En el transcurso del Año Litúrgico, que concluimos en el día de hoy con la solemnidad de Jesucristo, Rey del Universo, la liturgia de la Palabra, y más concretamente el evangelio, nos ha presentado el significado, objetivos y consecuencias de la instauración del reino de Dios en el mundo, eje central de la predicación del Señor. Las parábolas, de forma profunda y sencilla, y otros signos de Jesucristo nos invitaban a plasmar en nuestra vida ordinaria la justicia, la paz y, sobre todo el amor, para que el Reino de Dios se concretara en este mundo como proceso de seguimiento al Señor que culmina en la eternidad.
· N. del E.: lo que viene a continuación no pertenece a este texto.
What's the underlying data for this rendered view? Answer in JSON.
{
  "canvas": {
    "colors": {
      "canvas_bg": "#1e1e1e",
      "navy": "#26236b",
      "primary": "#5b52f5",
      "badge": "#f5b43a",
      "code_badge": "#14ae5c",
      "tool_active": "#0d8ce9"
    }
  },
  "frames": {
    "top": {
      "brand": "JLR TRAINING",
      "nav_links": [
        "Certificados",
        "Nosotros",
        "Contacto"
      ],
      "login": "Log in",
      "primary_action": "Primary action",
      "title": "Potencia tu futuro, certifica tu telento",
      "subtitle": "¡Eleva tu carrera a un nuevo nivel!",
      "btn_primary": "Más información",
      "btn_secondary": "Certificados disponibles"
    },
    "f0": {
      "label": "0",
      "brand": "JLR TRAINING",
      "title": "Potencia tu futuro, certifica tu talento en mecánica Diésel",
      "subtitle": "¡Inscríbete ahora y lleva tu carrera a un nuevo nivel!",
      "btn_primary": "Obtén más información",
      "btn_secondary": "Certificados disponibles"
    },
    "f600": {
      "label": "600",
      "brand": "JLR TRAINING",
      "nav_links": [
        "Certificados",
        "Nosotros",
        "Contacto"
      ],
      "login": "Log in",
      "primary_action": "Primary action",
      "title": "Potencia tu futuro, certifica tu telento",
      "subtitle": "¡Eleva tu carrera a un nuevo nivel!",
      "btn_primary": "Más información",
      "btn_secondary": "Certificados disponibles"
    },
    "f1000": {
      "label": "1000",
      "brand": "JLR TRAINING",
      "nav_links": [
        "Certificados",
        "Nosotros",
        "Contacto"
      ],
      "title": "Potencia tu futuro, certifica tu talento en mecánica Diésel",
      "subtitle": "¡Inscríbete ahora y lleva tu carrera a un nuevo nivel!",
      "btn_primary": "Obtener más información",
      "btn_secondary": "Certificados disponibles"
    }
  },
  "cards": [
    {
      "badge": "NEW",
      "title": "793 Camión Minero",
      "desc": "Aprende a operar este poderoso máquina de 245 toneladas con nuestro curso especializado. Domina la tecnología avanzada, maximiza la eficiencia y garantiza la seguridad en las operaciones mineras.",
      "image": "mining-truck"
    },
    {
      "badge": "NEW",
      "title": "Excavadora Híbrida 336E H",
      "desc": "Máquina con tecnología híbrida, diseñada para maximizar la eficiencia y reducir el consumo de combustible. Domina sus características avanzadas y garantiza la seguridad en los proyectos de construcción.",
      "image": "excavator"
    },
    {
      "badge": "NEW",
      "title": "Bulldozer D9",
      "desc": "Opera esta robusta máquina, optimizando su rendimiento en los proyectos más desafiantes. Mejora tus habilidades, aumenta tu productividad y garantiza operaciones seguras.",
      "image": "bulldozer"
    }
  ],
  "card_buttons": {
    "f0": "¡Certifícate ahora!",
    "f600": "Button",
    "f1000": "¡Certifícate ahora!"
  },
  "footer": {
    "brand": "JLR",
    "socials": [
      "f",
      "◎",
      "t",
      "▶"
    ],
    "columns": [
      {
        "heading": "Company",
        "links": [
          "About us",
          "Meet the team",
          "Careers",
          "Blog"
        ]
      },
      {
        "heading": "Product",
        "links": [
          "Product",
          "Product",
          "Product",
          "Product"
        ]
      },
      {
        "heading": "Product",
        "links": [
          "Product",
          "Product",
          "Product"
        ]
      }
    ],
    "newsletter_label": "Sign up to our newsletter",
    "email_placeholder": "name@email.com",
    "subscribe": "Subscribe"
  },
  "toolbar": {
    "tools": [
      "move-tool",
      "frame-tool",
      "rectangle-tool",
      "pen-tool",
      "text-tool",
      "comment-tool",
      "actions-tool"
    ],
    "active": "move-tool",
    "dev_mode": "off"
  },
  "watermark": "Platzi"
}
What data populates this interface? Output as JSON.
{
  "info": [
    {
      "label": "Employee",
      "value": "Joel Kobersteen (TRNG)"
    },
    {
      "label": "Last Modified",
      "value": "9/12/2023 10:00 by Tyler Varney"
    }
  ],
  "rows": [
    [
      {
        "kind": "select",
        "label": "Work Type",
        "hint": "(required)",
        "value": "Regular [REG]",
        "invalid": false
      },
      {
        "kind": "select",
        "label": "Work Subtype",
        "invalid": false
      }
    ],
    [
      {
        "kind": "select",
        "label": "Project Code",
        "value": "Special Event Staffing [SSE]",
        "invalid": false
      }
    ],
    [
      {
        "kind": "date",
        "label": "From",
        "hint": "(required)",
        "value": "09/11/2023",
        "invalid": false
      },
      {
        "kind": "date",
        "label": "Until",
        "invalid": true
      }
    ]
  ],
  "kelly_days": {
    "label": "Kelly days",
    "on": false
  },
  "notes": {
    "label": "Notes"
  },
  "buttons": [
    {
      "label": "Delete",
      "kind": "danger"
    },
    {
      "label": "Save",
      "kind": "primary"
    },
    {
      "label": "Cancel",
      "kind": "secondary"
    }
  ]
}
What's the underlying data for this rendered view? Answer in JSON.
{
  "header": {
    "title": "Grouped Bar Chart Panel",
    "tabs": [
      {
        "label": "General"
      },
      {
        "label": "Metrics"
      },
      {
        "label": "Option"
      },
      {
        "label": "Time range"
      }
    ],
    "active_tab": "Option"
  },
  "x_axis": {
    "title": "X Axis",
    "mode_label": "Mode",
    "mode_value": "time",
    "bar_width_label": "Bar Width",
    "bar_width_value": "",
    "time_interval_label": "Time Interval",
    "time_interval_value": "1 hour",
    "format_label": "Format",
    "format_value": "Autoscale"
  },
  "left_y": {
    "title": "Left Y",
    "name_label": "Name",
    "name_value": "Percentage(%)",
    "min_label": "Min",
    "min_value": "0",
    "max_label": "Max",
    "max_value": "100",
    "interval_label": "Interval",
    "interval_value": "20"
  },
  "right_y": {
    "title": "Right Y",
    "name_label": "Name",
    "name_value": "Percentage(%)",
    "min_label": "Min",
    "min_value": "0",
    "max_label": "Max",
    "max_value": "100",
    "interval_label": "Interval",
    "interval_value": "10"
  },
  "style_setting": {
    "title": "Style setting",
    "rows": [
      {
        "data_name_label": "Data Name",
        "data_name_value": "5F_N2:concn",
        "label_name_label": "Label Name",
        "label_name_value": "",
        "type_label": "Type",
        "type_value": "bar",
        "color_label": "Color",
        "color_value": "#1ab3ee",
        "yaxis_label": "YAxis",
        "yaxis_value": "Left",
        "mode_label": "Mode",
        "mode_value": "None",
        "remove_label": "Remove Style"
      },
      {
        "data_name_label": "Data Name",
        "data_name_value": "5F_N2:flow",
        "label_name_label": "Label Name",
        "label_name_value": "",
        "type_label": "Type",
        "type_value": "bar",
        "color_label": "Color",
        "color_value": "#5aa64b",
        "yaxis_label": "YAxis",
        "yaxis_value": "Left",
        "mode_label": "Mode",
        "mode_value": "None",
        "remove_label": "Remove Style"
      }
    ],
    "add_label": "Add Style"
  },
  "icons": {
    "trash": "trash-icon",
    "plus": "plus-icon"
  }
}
En todo reino debe existir un rey. Hoy la Iglesia nos presenta a Jesús, como Rey del Universo con unas connotaciones y características propias que, aunque insertado en este mundo y siendo su reinado para nosotros hoy, difiere mucho del estilo “del reino de los hombres”. Jesús podía haber optado por nacer en palacio lujoso, entre esplendores y éxitos y terminar su vida con grandes manifestaciones de homenajes y aplausos. Sin embargo hizo todo lo contrario asumiendo su condición de Hijo de Dios; nació de modo humilde y desconocido por obra y gracia del Espíritu Santo y en el seno de María Virgen, joven doncella humilde y sencilla de Nazaret. Vivió moderada y pobremente, preparándose para lo que Dios le había elegido: anunciar el Reino a los hombres. Fue incomprendido y rechazado y murió crucificado y abandonado. Eligió por cetro una caña, por corona unas espinas que le mortificaban y por trono la propia cruz. Asumiendo la condición humana, pero siendo a la vez el Hijo de Dios, hoy la Iglesia manifiesta que Jesús es el Señor, que ha resucitado, que vive entre nosotros y nos llama pera seguir anunciando su Reino de amor y de paz.
El evangelio de Juan nos describe el momento en que Jesús se encuentra ya en el inicio de su pasión y es presentado ante Pilatos. Jesús se define como Rey pero no con las características peculiares de este mundo sino con las aplicaciones propias de un rey que se rige por la verdad, la pobreza y el sufrimiento asumido por amor como causa de redención y de salvación. Jesús reafirma su autoridad soberana en el Reino de la Verdad que no se impone por la fuerza, sino por la convicción personal, el testimonio de vida y el servicio de una vida entregada por amor. Jesús no tiene súbditos ni siervos sino seguidores convencidos de la causa de la fe y de la coherencia de sus palabras que lo acompañan para continuar en este mundo el estilo de reinado que quiere implantar en la tierra.
El Reino de Dios es tarea y misión. Jesús está en medio del mundo y nos invita a testimoniar los valores de su Reino para hacer presencia de su amor en el ambiente donde vivimos y anticipar su morada definitiva en nuestras propias realidades diarias. Si somos capaces de vivir en justicia, paz y amor el Reino de Dios ha llegado a nosotros.